Ilustração mostra, no centro da imagem uma mulher de cabelos ruivos bebe um copo de café com leite. À sua  frente estão a garrafa de leite e uma cafeteira
Ilustração de Bruna Barros para coluna de Mario Sergio Conti - Bruna Barros

Como a revista não dá qualquer orientação aos votantes, que variam de dez em dez anos, as mudanças na lista enfurecem os cinéfilos, ô raça turrona e buliçosa. Todavia, há coisas que não mudam: em sete décadas, nunca um filme nacional esteve entre os cem melhores do planeta.

Há dois modos de justificar essa ausência. Nosso cinema é indigente como a gente; ou os países ricos dominam as telas, os críticos e o rol dos grandes filmes. De todo modo, o mundo não liga para nosso cinema. Os brasileiros também não.

Logo, é melhor ir à Bélgica, à mulher e ao endereço do nome completo do filme: "Jeanne Dielman, 23 Quai du Commerce, 1080, Bruxelles". O título ecoa a duração do filme: três horas e meia.

Ali vive uma dona de casa, viúva, com o filho adolescente. É interpretada por Delphine Seyrig, a diva ebúrnea do cinema francês, a lua cheia de "O Ano Passado em Marienbad", de Alain Resnais (que, hélas, não entrou na lista; onde esses dromedários estão com a cabeça?).

Ao longo de três dias, Jeanne Dielman faz tudo sempre igual. Prepara o café da manhã. Despacha o filho para a escola. Lava a louça. Toma banho. Arruma a cama. Espana os móveis. Cozinha o jantar. Ouve rádio.

É enquadrada por uma câmara fixa, a meia distância, sem cortes. Age em tempo real —bem mais lento que o do cinema. O filme apalpa o tempo morto do dia a dia, os vazios que tecem a teia da vida.
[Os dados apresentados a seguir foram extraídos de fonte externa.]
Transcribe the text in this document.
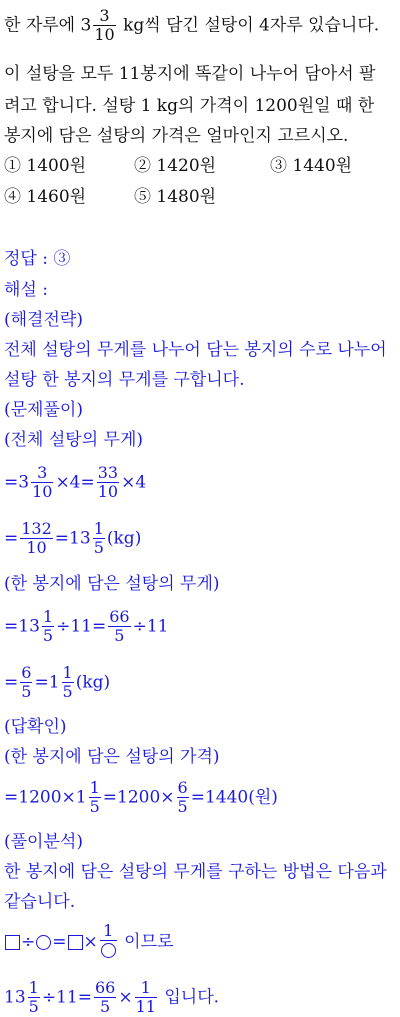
한 자루에 $3 \frac{3}{10}$ kg씩 담긴 설탕이 4자루 있습니다.
이 설탕을 모두 11봉지에 똑같이 나누어 담아서 팔
려고 합니다. 설탕 1 kg의 가격이 1200원일 때 한
봉지에 담은 설탕의 가격은 얼마인지 고르시오.
① 1400원	② 1420원	③ 1440원
④ 1460원	⑤ 1480원
정답 : ③
해설 :
(해결전략)
전체 설탕의 무게를 나누어 담는 봉지의 수로 나누어
설탕 한 봉지의 무게를 구합니다.
(문제풀이)
(전체 설탕의 무게)
$=3 \frac{3}{10} \times 4= \frac{33}{10} \times 4$
= $\frac{132}{10} =13 \frac{1}{5} (kg)$
(한 봉지에 담은 설탕의 무게)
$=13 \frac{1}{5} \div 11= \frac{66}{5} \div 11$
= $\frac{6}{5} =1 \frac{1}{5} (kg)$
(답확인)
(한 봉지에 담은 설탕의 가격)
$=1200\times 1 \frac{1}{5} =1200\times \frac{6}{5} =1440$(원)
(풀이분석)
한 봉지에 담은 설탕의 무게를 구하는 방법은 다음과
같습니다.
÷ = ×
1
이므로
$13 \frac{1}{5} \div 11= \frac{66}{5} \times \frac{1}{11}$ 입니다.
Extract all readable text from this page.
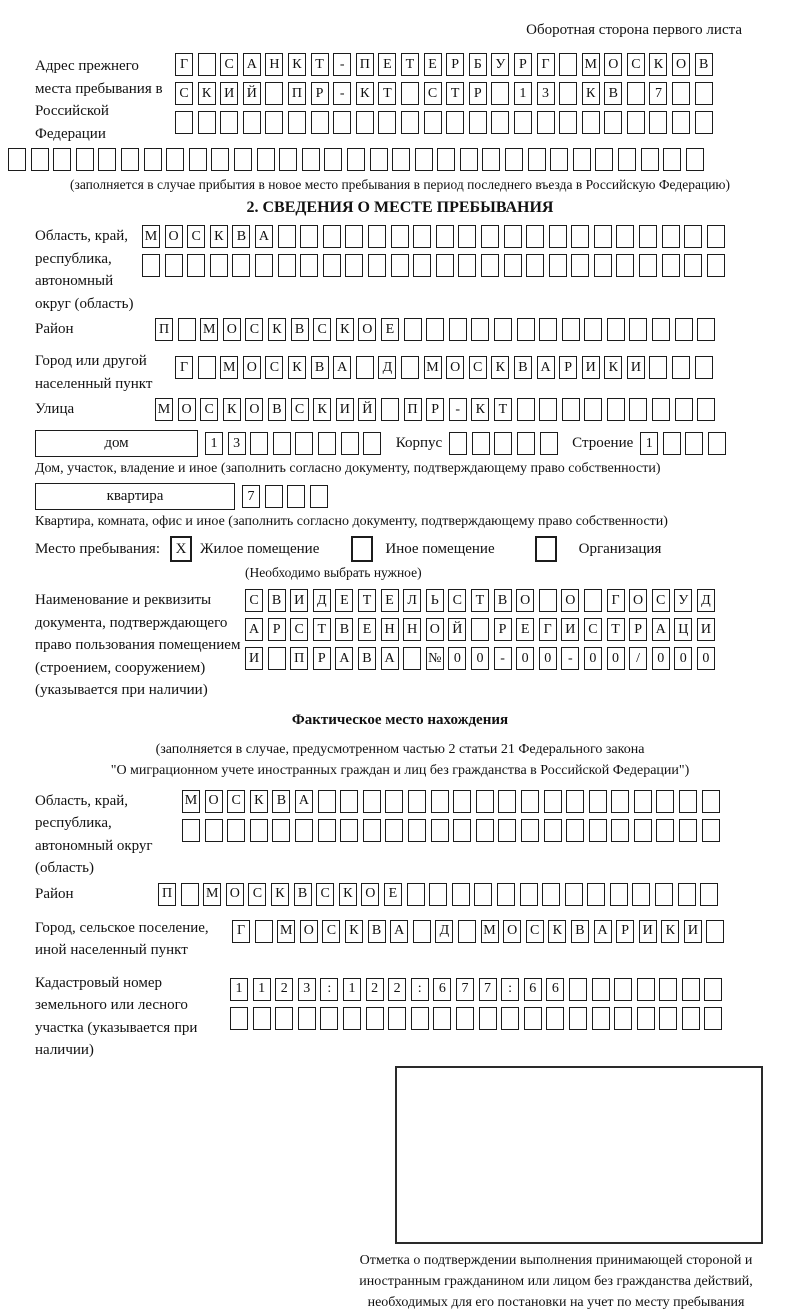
Оборотная сторона первого листа
Адрес прежнего места пребывания в Российской Федерации
Г	С А Н К Т	-	П Е	Т	Е	Р	Б У Р	Г	М О С К О В
С К И Й	П Р	-	К Т	С Т	Р	1	3	К В	7
(заполняется в случае прибытия в новое место пребывания в период последнего въезда в Российскую Федерацию)
2. СВЕДЕНИЯ О МЕСТЕ ПРЕБЫВАНИЯ
Область, край, республика, автономный округ (область)
М О С К В А
Район	П М О С К В С К О Е
Город или другой населенный пункт
Г	М О С К В А	Д	М О С К В А Р И К И
Улица	М О С К О В С К И Й	П Р	-	К Т
дом	1	3	Корпус	Строение 1
Дом, участок, владение и иное (заполнить согласно документу, подтверждающему право собственности)
квартира	7
Квартира, комната, офис и иное (заполнить согласно документу, подтверждающему право собственности)
Место пребывания:	X Жилое помещение	Иное помещение	Организация
(Необходимо выбрать нужное)
Наименование и реквизиты документа, подтверждающего право пользования помещением (строением, сооружением) (указывается при наличии)
С В И Д Е	Т	Е Л Ь С Т В О	О	Г О С У Д
А Р	С Т В Е Н Н О Й	Р	Е	Г И С Т	Р А Ц И
И	П Р А В А № 0	0	-	0	0	-	0	0	/	0	0	0
Фактическое место нахождения
(заполняется в случае, предусмотренном частью 2 статьи 21 Федерального закона
"О миграционном учете иностранных граждан и лиц без гражданства в Российской Федерации")
Область, край, республика, автономный округ (область)
М О С К В А
Район	П М О С К В С К О Е
Город, сельское поселение, иной населенный пункт
Г	М О С К В А	Д	М О С К В А Р И К И
Кадастровый номер земельного или лесного участка (указывается при наличии)
1	1	2	3	:	1	2	2	:	6	7	7	:	6	6
Отметка о подтверждении выполнения принимающей стороной и иностранным гражданином или лицом без гражданства действий, необходимых для его постановки на учет по месту пребывания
Suas imagens, hipnóticas como as telas de Vermeer, chamam a atenção para detalhes, levam o espectador a buscar ligações entre eles. É o caso da lição de casa do filho de Jeanne, que tem de decorar e recitar "O Inimigo", poema de Baudelaire em que o tempo "rói o coração".

É quase mais um detalhe que Jeanne se prostitua. Estende uma toalha de banho sobre a colcha da cama. Recebe o cliente. A porta se fecha. O cliente sai. Paga. Diz "até a próxima". Vai embora. Tudo é mecânico. O sexo também? No dia seguinte surge outro freguês.

Algo estranho deve ter ocorrido no segundo encontro a portas fechadas. Jeanne começa a errar a mímica. Vai e de repente volta. Altera a ordem das coisas que faz. Esquece-se de ligar o rádio. O filho nota que está descabelada.

Algo explícito ocorre na terceira transa. A câmera entra no quarto e flagra uma sequência de cair o queixo —que não será contada para não estragar o gozo de quem tenha a ventura de ver "Jeanne Dielman". Ele termina com uma cena estática e extática.

O filme é feminino. Sugere que Jeanne encarna bilhões de outras mulheres. Como elas, exerce o claustrofóbico trabalho doméstico e cuida do filho, um traste que pouco fala e lê enquanto come. Para elas, o sexo é um ritual tão agradável quanto obturar cáries.

Como o feminismo está em alta, talvez por isso "Jeanne Dielman" tenha chegado de chofre ao cume dos grandes filmes. Que seja. Mas ele cala fundo porque fala com inteligência e empatia à gente toda.

Akerman passou a juventude em Nova York. Com 18 anos, foi modelo vivo de nus artísticos. Trabalhou na bilheteria de um cinema pornô, onde afanou fundos para financiar seu curta de estreia, a carta-bomba "Explode minha Cidade".

Assistiu aos filmes da vanguarda underground, sendo influenciada por Jonas Mekas e Michael Snow, além de Godard. Fez "Jeanne Dielman" com 25 anos, a idade de Orson Welles ao dirigir "Cidadão Kane".

Os avós de Chantal Akerman foram mortos em Auschwitz. Sua mãe, Natalia, também foi encarcerada. Nunca contou o que se passou com ela no campo nazi.

A mãe incentivou a filha a não se casar cedo, a ser artista. Eram ligadíssimas. Natalia morreu em 2014. Chantal se suicidou meses depois. Está viva em "Jeanne Dielman".